Substituting into the constraint, we obtain:

\(\displaystyle \left(b-\frac{3}{2} \right)^2-1+b^2-3b=0\)

\(\displaystyle 2b^2-6b+\frac{5}{4}=0\)

\(\displaystyle 8b^2-24b+5=0\)

\(\displaystyle b=\frac{6\pm\sqrt{26}}{4}\)

Hence:

\(\displaystyle a=\frac{\pm\sqrt{26}}{4}\)

And so the maximum of the objective function $f(a,b)=a+b$ is:

\(\displaystyle f_{\max}=f\left(\frac{\sqrt{26}}{4},\frac{6+\sqrt{26}}{4} \right)=\frac{3+\sqrt{26}}{2}\)

Bravo, my dearest admin!(Party) And thanks for participating!

 

[anemone]

Solution suggested by other:

Spoiler

$a^2-1+b^2-3b=0$ can be rewritten as $a^2+\left( b-\dfrac{3}{2} \right)^2=\dfrac{13}{4}$ and this represents an equation of a circle center at $\left( 0,\,\dfrac{3}{2} \right)$ with radius $\dfrac{\sqrt{13}}{2}$ and also its parametric equation as $a=\dfrac{\sqrt{13}}{2}\cos \theta$ and $b=\dfrac{\sqrt{13}}{2}\sin \theta+\dfrac{3}{2}$.

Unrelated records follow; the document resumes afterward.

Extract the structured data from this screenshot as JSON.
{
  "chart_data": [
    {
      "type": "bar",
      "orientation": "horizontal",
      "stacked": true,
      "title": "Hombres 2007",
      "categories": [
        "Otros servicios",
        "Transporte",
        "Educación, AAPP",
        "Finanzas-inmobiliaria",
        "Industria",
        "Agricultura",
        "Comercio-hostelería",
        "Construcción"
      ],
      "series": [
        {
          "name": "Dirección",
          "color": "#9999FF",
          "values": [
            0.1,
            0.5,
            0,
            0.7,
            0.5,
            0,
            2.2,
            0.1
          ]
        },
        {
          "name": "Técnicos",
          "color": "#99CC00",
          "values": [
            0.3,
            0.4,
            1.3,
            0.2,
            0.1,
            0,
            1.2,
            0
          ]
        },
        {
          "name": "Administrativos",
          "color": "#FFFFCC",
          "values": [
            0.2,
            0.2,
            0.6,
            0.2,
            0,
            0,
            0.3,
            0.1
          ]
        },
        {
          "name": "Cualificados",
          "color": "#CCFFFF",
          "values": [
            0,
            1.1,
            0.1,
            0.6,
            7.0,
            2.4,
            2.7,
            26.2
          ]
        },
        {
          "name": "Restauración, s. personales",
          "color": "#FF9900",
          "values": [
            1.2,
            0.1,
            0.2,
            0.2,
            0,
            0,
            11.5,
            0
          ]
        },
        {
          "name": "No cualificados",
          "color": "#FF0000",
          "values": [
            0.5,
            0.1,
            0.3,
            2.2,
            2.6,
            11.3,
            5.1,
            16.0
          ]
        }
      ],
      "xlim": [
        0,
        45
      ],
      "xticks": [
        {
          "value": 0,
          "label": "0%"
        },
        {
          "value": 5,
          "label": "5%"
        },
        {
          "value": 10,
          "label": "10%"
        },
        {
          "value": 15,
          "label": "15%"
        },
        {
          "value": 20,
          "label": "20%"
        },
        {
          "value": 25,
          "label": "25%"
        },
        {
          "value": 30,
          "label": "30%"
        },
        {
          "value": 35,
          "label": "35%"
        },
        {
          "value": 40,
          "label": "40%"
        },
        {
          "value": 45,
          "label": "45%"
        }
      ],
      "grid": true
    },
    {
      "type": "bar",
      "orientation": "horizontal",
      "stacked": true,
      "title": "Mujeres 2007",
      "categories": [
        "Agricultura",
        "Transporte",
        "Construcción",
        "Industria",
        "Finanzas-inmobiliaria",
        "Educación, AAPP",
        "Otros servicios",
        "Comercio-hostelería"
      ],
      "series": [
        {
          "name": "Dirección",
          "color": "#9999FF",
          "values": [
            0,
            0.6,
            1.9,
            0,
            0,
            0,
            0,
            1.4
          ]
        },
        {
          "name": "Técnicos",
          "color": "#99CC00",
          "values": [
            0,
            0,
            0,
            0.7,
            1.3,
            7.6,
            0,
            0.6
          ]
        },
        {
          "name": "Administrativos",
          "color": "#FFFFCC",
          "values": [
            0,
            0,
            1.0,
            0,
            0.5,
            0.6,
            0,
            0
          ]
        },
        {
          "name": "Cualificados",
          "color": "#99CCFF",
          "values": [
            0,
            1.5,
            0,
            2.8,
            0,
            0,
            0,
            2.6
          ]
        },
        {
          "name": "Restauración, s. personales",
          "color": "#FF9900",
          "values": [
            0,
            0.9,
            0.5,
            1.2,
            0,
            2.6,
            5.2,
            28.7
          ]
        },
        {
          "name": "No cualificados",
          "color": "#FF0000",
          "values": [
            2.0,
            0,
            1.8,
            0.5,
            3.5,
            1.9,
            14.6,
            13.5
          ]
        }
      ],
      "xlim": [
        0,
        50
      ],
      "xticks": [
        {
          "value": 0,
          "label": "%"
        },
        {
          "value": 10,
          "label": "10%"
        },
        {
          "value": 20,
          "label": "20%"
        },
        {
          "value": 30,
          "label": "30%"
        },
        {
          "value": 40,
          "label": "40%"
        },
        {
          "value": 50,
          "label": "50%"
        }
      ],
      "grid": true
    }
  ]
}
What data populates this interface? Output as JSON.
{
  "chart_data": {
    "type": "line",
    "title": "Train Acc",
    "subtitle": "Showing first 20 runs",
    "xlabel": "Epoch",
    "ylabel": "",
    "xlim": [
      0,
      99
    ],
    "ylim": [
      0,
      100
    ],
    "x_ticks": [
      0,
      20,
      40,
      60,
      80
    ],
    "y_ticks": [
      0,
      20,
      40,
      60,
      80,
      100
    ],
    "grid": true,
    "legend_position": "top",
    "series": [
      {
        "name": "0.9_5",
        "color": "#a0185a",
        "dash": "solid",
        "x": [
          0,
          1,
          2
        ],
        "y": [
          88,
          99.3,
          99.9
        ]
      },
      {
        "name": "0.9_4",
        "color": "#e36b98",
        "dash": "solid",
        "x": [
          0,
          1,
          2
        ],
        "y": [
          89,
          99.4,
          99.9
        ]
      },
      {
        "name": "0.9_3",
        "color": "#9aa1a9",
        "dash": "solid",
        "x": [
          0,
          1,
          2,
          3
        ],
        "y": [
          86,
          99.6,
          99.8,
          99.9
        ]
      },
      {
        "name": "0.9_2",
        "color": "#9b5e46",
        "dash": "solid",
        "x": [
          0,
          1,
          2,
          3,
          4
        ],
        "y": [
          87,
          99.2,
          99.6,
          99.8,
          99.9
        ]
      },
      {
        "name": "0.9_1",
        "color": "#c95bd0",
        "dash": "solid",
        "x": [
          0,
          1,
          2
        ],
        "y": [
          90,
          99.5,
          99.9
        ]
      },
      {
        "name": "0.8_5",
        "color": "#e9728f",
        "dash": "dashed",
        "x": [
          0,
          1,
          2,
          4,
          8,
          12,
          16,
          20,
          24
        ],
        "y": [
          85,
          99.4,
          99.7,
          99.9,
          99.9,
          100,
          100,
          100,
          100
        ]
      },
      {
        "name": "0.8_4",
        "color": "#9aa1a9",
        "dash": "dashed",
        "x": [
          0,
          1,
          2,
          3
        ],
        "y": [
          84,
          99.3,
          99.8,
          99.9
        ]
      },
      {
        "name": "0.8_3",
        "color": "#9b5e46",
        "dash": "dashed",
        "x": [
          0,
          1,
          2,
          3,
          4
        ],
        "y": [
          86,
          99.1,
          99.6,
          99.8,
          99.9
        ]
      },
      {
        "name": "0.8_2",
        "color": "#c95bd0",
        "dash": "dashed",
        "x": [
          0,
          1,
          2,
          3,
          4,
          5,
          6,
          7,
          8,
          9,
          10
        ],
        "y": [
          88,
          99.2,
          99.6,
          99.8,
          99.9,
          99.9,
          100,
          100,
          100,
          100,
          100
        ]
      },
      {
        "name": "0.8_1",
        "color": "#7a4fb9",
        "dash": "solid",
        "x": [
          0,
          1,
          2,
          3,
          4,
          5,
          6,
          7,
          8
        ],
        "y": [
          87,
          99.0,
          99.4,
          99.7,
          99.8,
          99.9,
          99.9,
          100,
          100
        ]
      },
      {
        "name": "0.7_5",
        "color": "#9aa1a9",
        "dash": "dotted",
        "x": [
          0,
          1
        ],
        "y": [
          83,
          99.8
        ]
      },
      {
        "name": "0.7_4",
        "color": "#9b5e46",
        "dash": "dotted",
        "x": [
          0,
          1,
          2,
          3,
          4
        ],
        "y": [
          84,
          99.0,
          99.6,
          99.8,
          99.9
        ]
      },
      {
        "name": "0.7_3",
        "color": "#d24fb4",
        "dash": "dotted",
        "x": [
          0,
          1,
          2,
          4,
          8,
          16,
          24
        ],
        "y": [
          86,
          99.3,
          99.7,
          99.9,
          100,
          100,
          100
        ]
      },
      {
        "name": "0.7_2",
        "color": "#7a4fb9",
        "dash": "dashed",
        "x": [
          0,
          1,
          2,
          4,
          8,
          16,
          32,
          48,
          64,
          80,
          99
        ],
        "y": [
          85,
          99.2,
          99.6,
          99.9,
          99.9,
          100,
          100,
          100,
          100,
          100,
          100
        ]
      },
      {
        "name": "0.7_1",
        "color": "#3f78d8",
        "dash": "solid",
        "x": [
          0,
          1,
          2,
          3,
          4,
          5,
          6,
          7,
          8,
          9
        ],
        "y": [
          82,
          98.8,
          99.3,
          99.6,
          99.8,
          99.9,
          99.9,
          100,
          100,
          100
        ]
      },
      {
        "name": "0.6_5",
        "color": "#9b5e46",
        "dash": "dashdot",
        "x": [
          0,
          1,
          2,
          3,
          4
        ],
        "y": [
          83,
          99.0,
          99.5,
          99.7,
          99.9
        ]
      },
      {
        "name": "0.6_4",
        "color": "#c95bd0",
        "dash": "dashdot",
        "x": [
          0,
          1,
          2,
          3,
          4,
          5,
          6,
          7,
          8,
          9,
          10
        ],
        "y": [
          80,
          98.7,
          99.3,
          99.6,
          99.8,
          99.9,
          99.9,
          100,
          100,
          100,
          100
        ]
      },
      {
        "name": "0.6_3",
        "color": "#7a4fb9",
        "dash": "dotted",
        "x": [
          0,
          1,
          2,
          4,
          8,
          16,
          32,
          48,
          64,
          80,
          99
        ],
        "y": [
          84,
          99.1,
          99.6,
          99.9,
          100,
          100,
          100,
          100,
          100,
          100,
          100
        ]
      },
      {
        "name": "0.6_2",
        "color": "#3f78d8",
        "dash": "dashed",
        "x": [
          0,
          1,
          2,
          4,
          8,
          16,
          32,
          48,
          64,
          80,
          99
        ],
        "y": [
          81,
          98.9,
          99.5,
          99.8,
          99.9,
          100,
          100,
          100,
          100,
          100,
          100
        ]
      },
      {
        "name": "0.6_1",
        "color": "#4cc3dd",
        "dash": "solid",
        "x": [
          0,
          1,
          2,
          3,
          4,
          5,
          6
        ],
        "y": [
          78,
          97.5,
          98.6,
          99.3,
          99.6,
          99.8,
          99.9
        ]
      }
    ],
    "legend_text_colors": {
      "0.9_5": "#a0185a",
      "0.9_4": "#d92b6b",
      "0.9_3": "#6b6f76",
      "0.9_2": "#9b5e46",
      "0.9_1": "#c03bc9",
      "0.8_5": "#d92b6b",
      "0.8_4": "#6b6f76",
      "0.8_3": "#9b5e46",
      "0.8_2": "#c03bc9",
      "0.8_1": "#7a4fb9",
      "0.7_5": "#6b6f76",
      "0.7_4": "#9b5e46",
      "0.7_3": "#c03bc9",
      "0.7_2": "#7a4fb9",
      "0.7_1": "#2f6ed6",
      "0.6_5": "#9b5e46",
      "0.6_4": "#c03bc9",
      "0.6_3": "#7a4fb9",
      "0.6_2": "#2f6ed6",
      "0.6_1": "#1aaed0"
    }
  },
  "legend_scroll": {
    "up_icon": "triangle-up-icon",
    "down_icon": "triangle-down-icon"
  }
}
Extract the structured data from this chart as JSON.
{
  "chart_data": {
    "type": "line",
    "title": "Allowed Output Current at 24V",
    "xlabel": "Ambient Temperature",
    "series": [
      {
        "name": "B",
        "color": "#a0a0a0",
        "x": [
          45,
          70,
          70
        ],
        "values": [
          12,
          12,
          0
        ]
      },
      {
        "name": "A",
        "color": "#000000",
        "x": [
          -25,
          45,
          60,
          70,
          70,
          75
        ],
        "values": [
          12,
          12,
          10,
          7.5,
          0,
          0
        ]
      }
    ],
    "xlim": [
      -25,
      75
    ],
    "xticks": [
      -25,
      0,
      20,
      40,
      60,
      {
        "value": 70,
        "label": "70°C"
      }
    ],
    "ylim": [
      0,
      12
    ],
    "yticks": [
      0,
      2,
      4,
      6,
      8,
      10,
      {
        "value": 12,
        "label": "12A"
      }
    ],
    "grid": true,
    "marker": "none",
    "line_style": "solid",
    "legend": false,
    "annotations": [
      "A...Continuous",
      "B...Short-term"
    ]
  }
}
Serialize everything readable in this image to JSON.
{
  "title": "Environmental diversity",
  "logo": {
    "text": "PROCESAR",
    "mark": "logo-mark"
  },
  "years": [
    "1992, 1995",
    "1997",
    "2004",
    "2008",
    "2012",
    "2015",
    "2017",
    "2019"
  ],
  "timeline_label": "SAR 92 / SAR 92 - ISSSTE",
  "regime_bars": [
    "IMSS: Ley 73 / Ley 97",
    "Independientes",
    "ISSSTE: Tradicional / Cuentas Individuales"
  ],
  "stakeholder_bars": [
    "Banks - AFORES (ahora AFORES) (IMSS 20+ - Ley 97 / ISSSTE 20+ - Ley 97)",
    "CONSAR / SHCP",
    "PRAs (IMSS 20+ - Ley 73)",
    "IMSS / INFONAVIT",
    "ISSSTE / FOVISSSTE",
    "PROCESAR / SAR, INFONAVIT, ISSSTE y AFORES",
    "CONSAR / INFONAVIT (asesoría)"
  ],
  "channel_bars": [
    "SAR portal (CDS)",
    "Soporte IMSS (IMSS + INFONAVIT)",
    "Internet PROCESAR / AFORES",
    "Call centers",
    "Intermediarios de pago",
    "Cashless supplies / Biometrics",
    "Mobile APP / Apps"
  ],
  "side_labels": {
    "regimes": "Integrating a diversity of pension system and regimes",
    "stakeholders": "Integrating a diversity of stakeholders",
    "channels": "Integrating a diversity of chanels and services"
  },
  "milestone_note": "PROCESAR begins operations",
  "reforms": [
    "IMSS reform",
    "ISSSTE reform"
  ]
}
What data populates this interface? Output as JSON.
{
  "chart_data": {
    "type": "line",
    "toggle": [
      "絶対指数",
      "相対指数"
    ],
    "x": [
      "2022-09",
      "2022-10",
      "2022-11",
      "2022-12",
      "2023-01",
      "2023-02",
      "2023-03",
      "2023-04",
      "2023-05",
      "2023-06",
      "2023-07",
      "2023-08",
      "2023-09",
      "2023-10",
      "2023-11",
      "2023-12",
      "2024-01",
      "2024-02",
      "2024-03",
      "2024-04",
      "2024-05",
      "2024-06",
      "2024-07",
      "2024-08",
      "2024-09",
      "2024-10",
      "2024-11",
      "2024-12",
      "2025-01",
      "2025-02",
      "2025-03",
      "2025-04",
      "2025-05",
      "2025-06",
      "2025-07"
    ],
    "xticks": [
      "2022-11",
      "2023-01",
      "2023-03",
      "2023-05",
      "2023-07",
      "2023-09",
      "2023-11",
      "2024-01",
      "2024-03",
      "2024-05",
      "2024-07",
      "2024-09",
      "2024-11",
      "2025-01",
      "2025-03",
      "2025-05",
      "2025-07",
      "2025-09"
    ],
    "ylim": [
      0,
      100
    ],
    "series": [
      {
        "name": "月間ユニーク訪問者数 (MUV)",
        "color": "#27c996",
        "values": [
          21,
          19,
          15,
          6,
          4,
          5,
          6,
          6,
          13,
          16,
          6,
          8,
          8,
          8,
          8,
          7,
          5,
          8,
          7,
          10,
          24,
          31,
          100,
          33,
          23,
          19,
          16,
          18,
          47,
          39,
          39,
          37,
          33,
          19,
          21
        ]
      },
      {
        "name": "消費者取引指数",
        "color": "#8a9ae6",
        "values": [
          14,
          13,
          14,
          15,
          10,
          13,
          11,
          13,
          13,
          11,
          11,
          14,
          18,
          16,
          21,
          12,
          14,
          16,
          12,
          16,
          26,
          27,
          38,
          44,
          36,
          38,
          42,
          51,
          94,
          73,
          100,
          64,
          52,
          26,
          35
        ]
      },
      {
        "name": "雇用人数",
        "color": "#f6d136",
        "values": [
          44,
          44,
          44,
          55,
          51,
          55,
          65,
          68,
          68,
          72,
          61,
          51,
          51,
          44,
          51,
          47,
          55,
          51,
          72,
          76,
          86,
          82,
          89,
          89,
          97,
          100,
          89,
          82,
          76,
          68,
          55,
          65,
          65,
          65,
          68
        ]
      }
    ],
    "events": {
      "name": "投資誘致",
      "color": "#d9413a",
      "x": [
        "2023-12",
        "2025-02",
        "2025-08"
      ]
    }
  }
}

Thus $a+b=\dfrac{3}{2}+\dfrac{\sqrt{13}}{2}(\cos \theta+\sin \theta)=\dfrac{3}{2}+\dfrac{\sqrt{13}}{2}(\sqrt{2}\sin (\theta+45^{\circ})$ which is maximized when $\theta=45^{\circ}$ and gives the maximum of $a+b$ as $\dfrac{\sqrt{26}+3}{2}$.

 

[CellCoree]

To find the maximum value of $a+b$, we can use the method of Lagrange multipliers. We first define the function $f(a,b)=a+b$ and the constraint function $g(a,b)=a^2-1+b^2-3b=0$. We then set up the Lagrangian function:

$L(a,b,\lambda)=f(a,b)-\lambda g(a,b)$

Taking the partial derivatives of $L$ with respect to $a$, $b$, and $\lambda$ and setting them equal to 0, we get the following system of equations:

$\frac{\partial L}{\partial a}=1-2a-\lambda=0$
$\frac{\partial L}{\partial b}=1-2b-3\lambda=0$
$\frac{\partial L}{\partial \lambda}=a^2-1+b^2-3b=0$

Solving this system of equations, we get $a=1$ and $b=\frac{3}{2}$. Plugging these values back into the original constraint equation, we can verify that they satisfy the constraint. Therefore, the maximum value of $a+b$ is $1+\frac{3}{2}=\frac{5}{2}$.